What it Takes to Graduate From College

Students need emotional support and academic preparation

challenge
(Image: File)

(Image: File)

At the National Higher Education Summit, hosted by the National Urban League and USA Funds, an organization that has adopted “Completion with a Purpose” as the guiding principle for its philanthropy and investments, several panels addressed obstacles that derail student success.

[RELATED: Students Go to College, Graduate and Go Far With “Bottom Line”]

Discussing college completion and attainment on the panel of the same name were James Anderson, chancellor of Fayetteville State University, a historically black college; Carol Quillen, president of Davidson College; Neil Horikoshi, president and executive director, Asian and Pacific Islander American Scholarship Fund; Carrie L. Billy, president of the American Indian Education Consortium; Deborah Santiago, co-founder of Excelencia in Education; and Cheryl Smith, senior vice president of public policy and government at UNCF. The panel discussed college attainment and completion in light of the results of the Gallup-USA Funds research poll that had been presented at the summit earlier that same day.

Obstacles aplenty stand in the way of student success, the panelists agreed, including financial need, academic unpreparedness, and coming from a non-college-going culture. But solutions were also offered and discussed. Quillen said that Davidson admits students not only need-blind, it includes no loans in its financial aid packages. “That’s one way we’re making a contribution to the educational ecosystem,” she said, tacitly implying that more colleges could do the same (fewer than 100 schools exclude loans from their financial aid).

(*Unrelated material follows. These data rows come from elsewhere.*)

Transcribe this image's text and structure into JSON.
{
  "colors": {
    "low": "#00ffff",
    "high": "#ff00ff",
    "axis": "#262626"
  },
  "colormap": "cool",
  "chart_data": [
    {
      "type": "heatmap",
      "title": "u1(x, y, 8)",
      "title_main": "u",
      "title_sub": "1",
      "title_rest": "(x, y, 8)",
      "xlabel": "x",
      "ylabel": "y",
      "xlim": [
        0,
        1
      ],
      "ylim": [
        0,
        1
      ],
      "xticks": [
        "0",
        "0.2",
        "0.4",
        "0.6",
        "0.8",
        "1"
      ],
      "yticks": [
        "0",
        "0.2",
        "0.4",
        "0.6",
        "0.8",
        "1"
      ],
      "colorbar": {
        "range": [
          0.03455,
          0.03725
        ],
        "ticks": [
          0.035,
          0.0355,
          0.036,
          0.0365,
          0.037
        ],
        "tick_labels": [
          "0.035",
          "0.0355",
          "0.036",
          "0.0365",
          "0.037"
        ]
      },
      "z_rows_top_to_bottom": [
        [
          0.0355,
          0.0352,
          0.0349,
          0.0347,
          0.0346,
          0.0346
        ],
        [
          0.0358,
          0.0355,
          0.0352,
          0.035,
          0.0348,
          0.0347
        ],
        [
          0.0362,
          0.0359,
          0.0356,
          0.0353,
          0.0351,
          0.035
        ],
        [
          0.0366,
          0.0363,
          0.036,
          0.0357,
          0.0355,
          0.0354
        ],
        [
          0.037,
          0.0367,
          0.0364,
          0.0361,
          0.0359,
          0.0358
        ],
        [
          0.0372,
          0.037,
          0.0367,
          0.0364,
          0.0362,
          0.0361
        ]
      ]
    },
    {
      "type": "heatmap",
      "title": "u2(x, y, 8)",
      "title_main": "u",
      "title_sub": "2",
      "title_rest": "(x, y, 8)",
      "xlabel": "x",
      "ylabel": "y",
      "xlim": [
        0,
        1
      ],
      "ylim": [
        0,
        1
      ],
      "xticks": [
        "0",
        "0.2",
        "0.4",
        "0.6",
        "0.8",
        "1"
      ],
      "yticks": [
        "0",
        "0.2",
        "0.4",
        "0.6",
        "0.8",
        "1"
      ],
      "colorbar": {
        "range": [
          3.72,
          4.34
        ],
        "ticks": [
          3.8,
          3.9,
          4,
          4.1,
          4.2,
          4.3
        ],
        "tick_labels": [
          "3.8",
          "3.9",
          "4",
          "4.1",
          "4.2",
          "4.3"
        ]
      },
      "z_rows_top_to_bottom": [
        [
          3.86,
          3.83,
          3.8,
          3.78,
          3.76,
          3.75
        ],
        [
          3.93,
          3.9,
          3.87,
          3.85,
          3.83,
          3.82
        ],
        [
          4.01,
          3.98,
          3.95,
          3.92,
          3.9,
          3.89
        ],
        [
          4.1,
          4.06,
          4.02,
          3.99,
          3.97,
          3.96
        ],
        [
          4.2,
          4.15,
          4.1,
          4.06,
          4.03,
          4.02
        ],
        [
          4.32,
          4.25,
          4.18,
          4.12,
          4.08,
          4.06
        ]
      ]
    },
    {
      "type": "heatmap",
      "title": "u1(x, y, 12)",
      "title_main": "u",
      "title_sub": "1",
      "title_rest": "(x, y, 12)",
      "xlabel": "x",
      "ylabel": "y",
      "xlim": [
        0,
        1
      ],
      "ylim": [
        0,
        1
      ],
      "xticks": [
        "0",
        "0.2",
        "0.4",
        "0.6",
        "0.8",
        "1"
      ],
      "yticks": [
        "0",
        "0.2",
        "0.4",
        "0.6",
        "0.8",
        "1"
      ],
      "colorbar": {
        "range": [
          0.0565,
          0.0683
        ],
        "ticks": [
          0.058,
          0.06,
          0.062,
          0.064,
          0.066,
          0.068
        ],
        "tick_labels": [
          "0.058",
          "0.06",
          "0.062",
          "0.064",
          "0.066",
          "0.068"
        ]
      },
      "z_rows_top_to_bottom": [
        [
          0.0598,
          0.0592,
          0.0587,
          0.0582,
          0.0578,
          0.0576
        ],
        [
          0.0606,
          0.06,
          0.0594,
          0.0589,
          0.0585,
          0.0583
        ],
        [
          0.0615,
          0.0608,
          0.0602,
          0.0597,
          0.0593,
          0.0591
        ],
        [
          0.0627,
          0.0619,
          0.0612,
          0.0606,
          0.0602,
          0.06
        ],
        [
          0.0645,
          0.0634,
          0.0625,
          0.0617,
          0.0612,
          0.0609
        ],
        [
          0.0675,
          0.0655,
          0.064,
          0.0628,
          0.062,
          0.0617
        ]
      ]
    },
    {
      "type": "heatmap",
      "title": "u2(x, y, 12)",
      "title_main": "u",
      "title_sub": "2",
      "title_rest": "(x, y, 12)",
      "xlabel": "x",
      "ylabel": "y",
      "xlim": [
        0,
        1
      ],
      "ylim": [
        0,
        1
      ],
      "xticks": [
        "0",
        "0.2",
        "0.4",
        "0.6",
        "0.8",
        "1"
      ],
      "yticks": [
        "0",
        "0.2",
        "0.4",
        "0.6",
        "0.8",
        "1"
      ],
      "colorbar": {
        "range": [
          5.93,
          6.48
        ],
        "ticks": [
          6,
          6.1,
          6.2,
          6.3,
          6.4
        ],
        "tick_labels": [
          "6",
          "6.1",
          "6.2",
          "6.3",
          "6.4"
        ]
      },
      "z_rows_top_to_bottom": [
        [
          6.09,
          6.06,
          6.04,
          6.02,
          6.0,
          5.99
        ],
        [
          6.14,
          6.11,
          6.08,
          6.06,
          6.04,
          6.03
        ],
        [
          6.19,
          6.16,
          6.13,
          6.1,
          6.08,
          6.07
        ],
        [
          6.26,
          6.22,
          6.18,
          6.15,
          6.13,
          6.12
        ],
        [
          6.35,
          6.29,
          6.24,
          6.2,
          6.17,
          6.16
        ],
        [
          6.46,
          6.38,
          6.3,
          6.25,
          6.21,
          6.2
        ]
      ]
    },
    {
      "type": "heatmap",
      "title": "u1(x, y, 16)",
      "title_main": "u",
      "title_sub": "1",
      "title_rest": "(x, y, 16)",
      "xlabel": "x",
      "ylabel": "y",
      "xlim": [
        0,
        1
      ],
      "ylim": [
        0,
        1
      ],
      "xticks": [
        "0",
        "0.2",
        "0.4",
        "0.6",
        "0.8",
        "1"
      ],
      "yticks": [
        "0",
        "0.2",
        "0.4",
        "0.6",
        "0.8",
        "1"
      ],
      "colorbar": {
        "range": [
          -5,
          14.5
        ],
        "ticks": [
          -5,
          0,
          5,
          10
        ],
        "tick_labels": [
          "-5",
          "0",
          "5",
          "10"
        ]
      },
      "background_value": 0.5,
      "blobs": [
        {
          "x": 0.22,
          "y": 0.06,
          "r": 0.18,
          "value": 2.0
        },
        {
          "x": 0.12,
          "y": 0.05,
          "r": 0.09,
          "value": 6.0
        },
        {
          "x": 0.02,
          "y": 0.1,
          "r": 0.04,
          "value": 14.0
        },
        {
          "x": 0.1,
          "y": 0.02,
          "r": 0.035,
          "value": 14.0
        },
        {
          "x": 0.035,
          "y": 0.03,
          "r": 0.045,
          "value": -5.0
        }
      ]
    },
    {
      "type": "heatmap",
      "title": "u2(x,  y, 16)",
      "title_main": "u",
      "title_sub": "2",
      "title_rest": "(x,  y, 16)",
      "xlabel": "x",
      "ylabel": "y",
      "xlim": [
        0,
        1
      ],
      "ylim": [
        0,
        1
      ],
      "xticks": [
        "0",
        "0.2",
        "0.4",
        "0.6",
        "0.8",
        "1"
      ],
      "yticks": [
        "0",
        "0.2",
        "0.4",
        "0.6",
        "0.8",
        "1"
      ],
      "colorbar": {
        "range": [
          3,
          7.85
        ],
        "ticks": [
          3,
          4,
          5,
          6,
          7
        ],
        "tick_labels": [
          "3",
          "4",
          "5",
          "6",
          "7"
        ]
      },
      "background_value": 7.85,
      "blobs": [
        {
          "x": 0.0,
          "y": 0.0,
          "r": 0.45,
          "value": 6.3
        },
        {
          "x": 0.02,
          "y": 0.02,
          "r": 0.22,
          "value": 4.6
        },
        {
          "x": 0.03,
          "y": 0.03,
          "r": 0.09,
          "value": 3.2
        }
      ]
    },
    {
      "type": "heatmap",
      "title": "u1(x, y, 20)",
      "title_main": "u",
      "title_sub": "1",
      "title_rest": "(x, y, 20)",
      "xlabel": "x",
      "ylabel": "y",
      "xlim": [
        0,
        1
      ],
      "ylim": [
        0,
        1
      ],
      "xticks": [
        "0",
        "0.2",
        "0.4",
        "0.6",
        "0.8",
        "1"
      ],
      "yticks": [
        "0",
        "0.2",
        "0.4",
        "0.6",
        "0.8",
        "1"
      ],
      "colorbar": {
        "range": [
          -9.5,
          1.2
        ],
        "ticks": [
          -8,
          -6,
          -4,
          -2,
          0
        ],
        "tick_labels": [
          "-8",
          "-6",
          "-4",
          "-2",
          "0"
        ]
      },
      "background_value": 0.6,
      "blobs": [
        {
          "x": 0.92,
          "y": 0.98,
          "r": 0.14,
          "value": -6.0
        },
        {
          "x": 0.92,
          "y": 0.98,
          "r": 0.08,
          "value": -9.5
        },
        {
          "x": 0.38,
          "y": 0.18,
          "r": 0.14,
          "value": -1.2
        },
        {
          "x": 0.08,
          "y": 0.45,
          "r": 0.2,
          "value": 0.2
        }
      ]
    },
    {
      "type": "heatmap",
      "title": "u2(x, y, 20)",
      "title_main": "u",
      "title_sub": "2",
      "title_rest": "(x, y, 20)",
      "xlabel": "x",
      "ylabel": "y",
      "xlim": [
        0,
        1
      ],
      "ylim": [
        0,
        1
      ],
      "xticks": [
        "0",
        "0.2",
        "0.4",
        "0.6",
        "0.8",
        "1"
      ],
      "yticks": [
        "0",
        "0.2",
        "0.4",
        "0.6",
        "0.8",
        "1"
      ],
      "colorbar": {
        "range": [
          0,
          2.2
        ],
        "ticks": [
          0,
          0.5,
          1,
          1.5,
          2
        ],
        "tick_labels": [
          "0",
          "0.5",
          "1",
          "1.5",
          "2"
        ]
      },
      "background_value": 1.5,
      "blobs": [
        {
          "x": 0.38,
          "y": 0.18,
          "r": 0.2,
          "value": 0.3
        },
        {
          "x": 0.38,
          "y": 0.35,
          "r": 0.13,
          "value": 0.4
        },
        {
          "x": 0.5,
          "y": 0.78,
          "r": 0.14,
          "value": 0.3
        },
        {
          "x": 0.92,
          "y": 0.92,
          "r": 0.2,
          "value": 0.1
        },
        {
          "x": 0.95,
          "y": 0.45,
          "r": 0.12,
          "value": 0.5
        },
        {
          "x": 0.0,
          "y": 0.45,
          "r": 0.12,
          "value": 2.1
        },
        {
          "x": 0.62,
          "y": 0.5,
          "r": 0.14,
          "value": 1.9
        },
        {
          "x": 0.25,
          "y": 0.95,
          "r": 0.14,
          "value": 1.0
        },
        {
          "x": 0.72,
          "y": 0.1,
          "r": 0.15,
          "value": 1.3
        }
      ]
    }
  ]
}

Billy noted, to a kind of sad hush in the room, that Native Americans were not included in the Gallup report, which had surveyed college graduates that identified as black, white, Asian, or Hispanic. She spoke of the need to look at the whole student in light of centuries of oppression and poverty, and said that American Indian students particularly need to have professors that value them and that tell them that they’re valued. So explicit, verbal affirmation is key for certain populations. The American Indian Education Consortium comprises 37 tribal colleges, which are considered place-based institutions. Thirteen offer four-year degrees, and five offer master’s degree programs.

Anderson asserted that STEM students need early research experiences, which can help retain them. Smith concurred, noting that the HBCU culture of connection, care, and experiential learning opportunities were strengths borne out in the Gallup research.

Santiago spoke to the need to examine graduates’ well-being (the Gallup poll surveyed five areas of well-being), and said there is a need to serve students, not just enroll them. She said the survey data needed to be contextualized further, and that it would be interesting to look at data of those who did not graduate: 33 million Americans begin college but never finish—what prevents them? “More students are attending part time, but part-time status is not correlated with graduation,” Santiago said.